Below the next picture, you'll find a sample chart for this tutorial. The first mesh in each row will always be worked over 3 stitches.
Any solid or open mesh (one square) after the first mesh in a row will only consist of two stitches.
A lacet or long mesh (two squares), it will be worked across five stitches. (A beginning lacet or long mesh would be six stitches.)
Following the sampler chart below will create this:
Let's move on to figuring our starting chain. Yeah, math! No, no, no, don't run away, it's simple!
Count the number of squares across the chart below. Multiply the number of squares by two (2).
Add one (1) to that number.
Then add three (3) for your turning chain.

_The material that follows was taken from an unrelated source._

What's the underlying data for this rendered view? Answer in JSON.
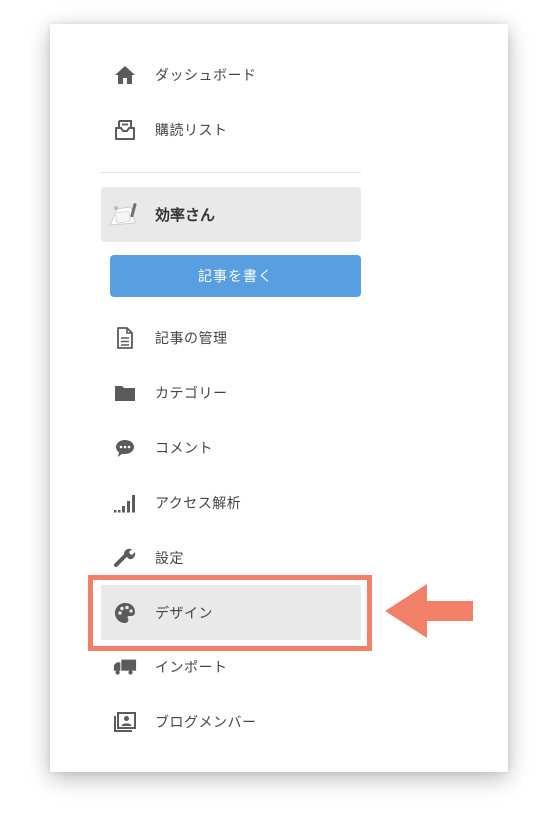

This chart is seven squares across, so the starting chain would be:
7 x 2 = 14
14 + 1 = 15
15 + 3 = 18
Beginning chain = 18
Now let's practice how to make these mesh and a few different ways to place them. Grab whatever yarn and hook you are comfortable with, and get ready to begin 3 DC filet crochet.
How to double crochet
The chart is worked from the bottom left to right, the next row right to left, and so on.
To make the next open mesh, chain 1, skip 1, double crochet.
The next solid mesh will be 1 double crochet in each of the next 2.
Can you see how the two meshes together make what looks like one block of three stitches? Remember, they share a common stitch together.
Now, see if you can finish the row. Follow the chart and you should get this:
The next row begins with an open mesh.
Chain 4, skip 1, double crochet.
To make the next solid mesh over an open mesh, place 1 double crochet in chain space, double crochet in next double crochet.
Finish the row according to the chart.
Row 3 is a whole row of open mesh for practice. Here's the first mesh if you need help:
The next row is all solid mesh. Remember, 1 double crochet in the chain space, 1 in the next double crochet.
Here's the chart again so you don't have to scroll all the way back up.
Begin Row 5 with a solid mesh. Now for the lacet:
Chain 2, skip 1, 1 single crochet.
Chain 2, skip 1, 1 double crochet to complete the lacet.
Finish Row 5. Notice the last double crochet of the lacet is shared with the next mesh, just as the last double crochet of the solid mesh is shared as the first stitch of the next lacet.
Make a solid mesh to begin the next row. For the long mesh, chain 3, 1 double crochet in the last double crochet of the lacet.
See if you can finish this row by yourself. Again you can see how the long mesh shares a stitch with the mesh next to it.
Let's repeat those two rows again. This time, the lacet is going over the long mesh. As before, chain 2, but this time, single crochet in the chain-space. Complete the lacet as before, and finish the row.